Gracias a la vecina de enfrente, que la avaló personalmente, mi abuela consiguió su primer empleo como profesora de párvulos en una escuela gratuita financiada por la parroquia, un colegio igual al que acogiera a su marido cuando era un niño pequeño. Izaba diariamente en el patio la bandera, y la arriaba cada tarde, cantando el
Cara al sol
a pleno pulmón, y a cambio, además de comer al mediodía, empezó a cenar todas las noches, hasta que logró por fin reconquistar Chamberí. Pero yo ignoraba aquel detalle mientras escuchaba la primera parte de su historia, la que aún me consentía el desacuerdo y el escándalo, y supongo que una leve intención de censura afloró en mi voz cuando le pregunté cómo era posible que se hubiera dedicado a dar clases a niños ajenos, dejando en manos de otras mujeres a los suyos propios, si los críos en general no le gustaban.

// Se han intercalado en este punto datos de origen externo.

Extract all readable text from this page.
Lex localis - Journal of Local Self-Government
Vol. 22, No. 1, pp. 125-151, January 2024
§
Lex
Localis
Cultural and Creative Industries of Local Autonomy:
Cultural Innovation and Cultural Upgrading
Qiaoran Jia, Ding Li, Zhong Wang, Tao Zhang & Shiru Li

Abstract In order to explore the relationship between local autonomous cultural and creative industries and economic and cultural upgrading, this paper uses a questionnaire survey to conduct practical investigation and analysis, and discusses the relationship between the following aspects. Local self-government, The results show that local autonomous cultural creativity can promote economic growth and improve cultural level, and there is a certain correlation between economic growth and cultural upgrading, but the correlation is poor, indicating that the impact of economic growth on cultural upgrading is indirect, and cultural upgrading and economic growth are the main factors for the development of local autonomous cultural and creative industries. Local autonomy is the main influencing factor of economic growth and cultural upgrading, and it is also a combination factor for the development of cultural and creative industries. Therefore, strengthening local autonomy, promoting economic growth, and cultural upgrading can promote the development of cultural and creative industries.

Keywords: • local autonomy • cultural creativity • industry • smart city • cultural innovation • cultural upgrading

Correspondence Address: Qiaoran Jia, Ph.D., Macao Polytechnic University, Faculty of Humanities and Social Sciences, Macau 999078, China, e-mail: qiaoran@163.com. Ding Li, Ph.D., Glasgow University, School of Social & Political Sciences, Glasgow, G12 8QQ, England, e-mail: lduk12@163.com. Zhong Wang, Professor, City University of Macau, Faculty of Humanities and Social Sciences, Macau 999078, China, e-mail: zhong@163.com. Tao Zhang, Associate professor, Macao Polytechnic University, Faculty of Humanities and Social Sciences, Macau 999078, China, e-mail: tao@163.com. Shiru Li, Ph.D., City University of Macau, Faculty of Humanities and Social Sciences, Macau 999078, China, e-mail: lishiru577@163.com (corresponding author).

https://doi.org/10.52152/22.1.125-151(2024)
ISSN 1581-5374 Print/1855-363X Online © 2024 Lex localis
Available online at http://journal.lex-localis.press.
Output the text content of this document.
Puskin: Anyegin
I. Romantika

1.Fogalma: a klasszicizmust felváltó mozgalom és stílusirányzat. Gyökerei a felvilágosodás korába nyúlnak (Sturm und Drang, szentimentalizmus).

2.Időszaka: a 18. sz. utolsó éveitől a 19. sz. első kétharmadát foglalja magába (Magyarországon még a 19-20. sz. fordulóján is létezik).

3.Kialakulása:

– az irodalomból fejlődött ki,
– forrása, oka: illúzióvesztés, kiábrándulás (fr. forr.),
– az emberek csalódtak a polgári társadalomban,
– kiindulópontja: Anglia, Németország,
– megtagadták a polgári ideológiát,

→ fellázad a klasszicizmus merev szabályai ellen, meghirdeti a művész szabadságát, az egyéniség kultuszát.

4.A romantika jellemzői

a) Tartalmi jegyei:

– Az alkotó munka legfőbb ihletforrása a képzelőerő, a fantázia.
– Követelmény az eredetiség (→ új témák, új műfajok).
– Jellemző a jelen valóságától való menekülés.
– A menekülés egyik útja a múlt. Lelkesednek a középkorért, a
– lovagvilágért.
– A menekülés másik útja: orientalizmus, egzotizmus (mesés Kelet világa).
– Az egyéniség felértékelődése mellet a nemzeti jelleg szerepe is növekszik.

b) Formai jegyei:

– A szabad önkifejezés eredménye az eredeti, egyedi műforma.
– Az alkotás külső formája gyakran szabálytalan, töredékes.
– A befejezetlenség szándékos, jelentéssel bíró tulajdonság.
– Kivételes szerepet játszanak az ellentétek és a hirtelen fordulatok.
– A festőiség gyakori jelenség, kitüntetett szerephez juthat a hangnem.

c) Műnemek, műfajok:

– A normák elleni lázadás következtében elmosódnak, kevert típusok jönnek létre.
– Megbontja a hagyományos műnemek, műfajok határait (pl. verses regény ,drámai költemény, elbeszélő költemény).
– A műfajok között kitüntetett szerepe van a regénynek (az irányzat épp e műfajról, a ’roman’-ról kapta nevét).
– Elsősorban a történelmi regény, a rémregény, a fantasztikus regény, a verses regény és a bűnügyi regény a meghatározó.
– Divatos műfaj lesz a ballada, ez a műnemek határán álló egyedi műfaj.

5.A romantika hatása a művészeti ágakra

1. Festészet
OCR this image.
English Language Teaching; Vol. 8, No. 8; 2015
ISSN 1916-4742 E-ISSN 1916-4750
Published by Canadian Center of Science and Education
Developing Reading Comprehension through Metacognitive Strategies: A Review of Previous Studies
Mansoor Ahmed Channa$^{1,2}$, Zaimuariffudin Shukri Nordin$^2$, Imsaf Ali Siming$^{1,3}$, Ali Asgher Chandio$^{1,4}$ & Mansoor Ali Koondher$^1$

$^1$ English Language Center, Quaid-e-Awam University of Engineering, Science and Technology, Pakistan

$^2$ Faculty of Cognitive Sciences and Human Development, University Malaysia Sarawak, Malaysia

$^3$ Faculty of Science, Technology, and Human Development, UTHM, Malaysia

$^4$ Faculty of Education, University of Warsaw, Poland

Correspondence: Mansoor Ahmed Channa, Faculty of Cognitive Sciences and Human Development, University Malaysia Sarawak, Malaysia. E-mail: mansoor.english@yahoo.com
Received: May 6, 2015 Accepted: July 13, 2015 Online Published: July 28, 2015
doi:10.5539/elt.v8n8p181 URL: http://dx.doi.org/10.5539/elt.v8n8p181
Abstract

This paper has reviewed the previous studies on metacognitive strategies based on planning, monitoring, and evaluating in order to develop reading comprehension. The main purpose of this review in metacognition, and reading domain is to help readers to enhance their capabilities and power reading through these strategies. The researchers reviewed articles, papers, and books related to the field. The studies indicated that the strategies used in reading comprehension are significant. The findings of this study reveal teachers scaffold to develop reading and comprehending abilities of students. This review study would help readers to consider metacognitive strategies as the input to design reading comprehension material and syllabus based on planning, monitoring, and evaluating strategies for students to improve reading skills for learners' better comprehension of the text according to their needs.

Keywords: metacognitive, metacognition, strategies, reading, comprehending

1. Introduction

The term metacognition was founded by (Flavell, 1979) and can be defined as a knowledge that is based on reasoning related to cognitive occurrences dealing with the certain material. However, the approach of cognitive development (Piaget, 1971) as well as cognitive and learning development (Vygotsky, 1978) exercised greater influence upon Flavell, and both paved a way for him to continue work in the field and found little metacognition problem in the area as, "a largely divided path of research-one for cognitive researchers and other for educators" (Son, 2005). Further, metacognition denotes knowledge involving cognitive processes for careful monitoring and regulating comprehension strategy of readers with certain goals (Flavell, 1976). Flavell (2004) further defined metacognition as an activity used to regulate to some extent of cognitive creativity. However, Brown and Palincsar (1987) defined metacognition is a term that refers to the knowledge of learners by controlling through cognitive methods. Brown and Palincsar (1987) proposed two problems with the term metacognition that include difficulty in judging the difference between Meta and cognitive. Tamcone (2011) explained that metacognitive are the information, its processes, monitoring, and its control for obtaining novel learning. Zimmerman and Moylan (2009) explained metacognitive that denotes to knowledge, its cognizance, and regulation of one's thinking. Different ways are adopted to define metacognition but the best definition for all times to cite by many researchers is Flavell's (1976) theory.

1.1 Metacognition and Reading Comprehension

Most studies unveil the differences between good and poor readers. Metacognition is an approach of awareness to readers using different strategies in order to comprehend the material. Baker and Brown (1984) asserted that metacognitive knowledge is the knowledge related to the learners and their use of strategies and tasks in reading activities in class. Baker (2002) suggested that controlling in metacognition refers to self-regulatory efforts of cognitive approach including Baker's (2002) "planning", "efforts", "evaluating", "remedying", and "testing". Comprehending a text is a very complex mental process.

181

—Pero yo entonces no daba clase —me dijo con dulzura, sin querer acusar mi tácito reproche.

—Entonces ¿qué hacías?

—Escribir mi tesis doctoral,
La Reconquista: la cuestión del repoblamiento
. Empecé justo después de terminar la carrera y no me dediqué a otra cosa hasta que estalló la guerra, algunos días pasaba más horas en la Biblioteca Nacional que en casa.

—¿Y la publicaste?

—No, pero por un pelo. En el 36 la tenía casi terminada, solamente me faltaba redactar el capítulo de las conclusiones y comprobar un par de datos, pero luego, con todo aquello, la abandoné y nunca llegué a leerla. Me la acabaron pisando, ¿sabes?, treinta años después, tiene gracia. Estaba esperando a jubilarme para volver a trabajar en ella, y era una ingenuidad, desde luego, porque a alguien se le tenía que ocurrir, antes o después, escribir un libro sobre lo mismo, pero como la Reconquista es un tema tan delicado, y durante el franquismo se enfocaba siempre desde una óptica tan… franquista, utilizándola más o menos para justificar la Guerra Civil, pues yo pensé que con un poco de suerte… Pero no. En el año 65 vi en el periódico el anuncio de un libro que se llamaba más o menos igual,
La cuestión de la repoblación en la Reconquista
. Era la tesis doctoral de dos muchachos con barba, muy listos, y simpáticos, que sin embargo carecían de datos que yo había consultado en algunos archivos parroquiales y en otras fuentes que ya se habían perdido, así que conseguí su teléfono en la universidad y les llamé, para poner a su disposición mi material, para que, por lo menos, no se perdiera del todo el trabajo de tantos años. Vinieron a verme enseguida, y se portaron muy bien conmigo, aunque les decepcionó mucho que yo nunca hubiera sido comunista, porque ellos lo eran y… en fin, un represaliado sin partido no es un represaliado rentable, eso ya se sabe. De todas formas, trabajamos juntos muchos meses, y en la segunda edición de su libro mi nombre ya aparecía en la portada, aunque no como autora, debo reconocer que eso me decepcionó un poco, sino en letra más pequeña, debajo de sus nombres, con la colaboración de la profesora Soledad Márquez. Me hizo mucha ilusión, de todas formas, porque ya me había hecho a la idea de perder el tren otra vez, al fin y al cabo, los he ido perdiendo todos.